01 出航 1831-12_05

 ラリーがそっと目を開けると、鉄パイプは頭のすぐ上で止まっていた。「助かったんだニャア?」と、不思議に思ってもう少し顔を上げると、大男の船乗りが船の櫂で鉄パイプを受け止めてくれていた。トミーは鉄パイプを振り下ろしたままの格好でブルブル震えていた。大男の船乗り、アンドレイは櫂で鉄パイプをパンと弾き飛ばして言った。「この猫は俺たちの守り神なんだけど、お前はどうして殺そうとするんだ?」そしてまだ動けないでいるトミーの首根っこをつかみ軽々と持ち上げた。「海に棄てちまうか? それとも船長のところに連れて行くか?」アンドレイはトミーをユラユラと揺らしてから猫の顔を見た。「ようラリー。お前さんはどっちがいいと思う?」ラリーはニャアと一声鳴いて船長室へと歩き出した。「ということだ。ラリーに救われたな」アンドレイはグフフと笑いながらトミーを引きずってラリーの後ろについて歩いた。コンコンとノックをしてアンドレイが船長室に入ると、室内にはロイ船長とダーウィン博士がいた。

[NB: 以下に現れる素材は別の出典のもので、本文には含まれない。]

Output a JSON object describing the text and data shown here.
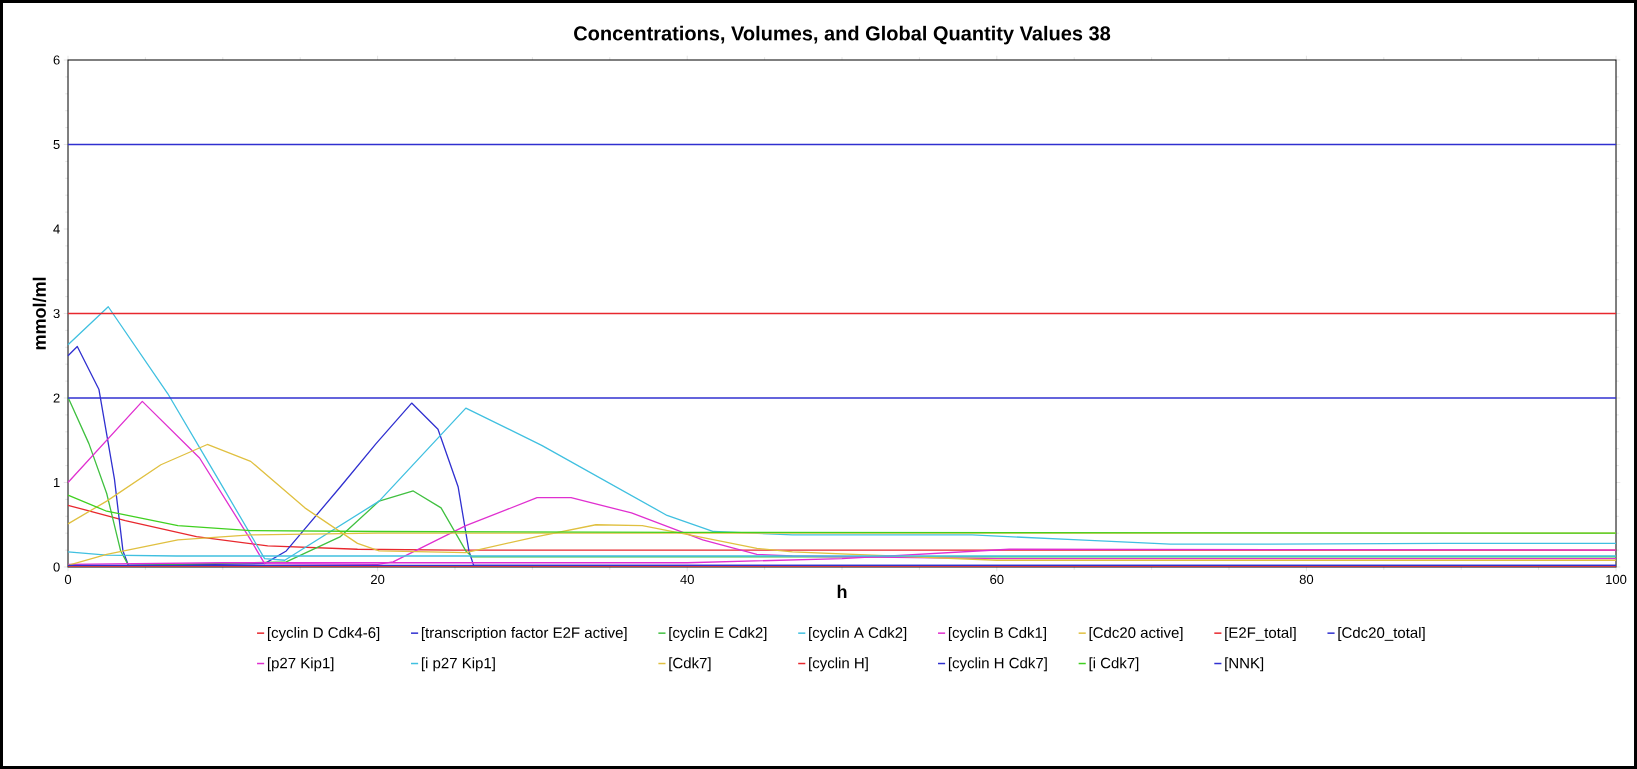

「テネリフは危険だというのかい?」と博士が尋ねていた。「そうだ。あそこはいまコレラが蔓延しているということだ。今回の上陸は断念しようと思う」とロイ船長は答えていた。「会話中すみませんね」とアンドレイは入り口近くで声をかけた。二人はアンドレイと少年に気づき会話をやめた。「その子は?」とロイ船長は尋ねた。「密航者でさ」とアンドレイは言った。「港に巣くうコソ泥らしいがね。まあ、どう処分するか、船長が決めてくれよ」アンドレイはドンと少年を突き飛ばし、少年はゴロンと床に転がった。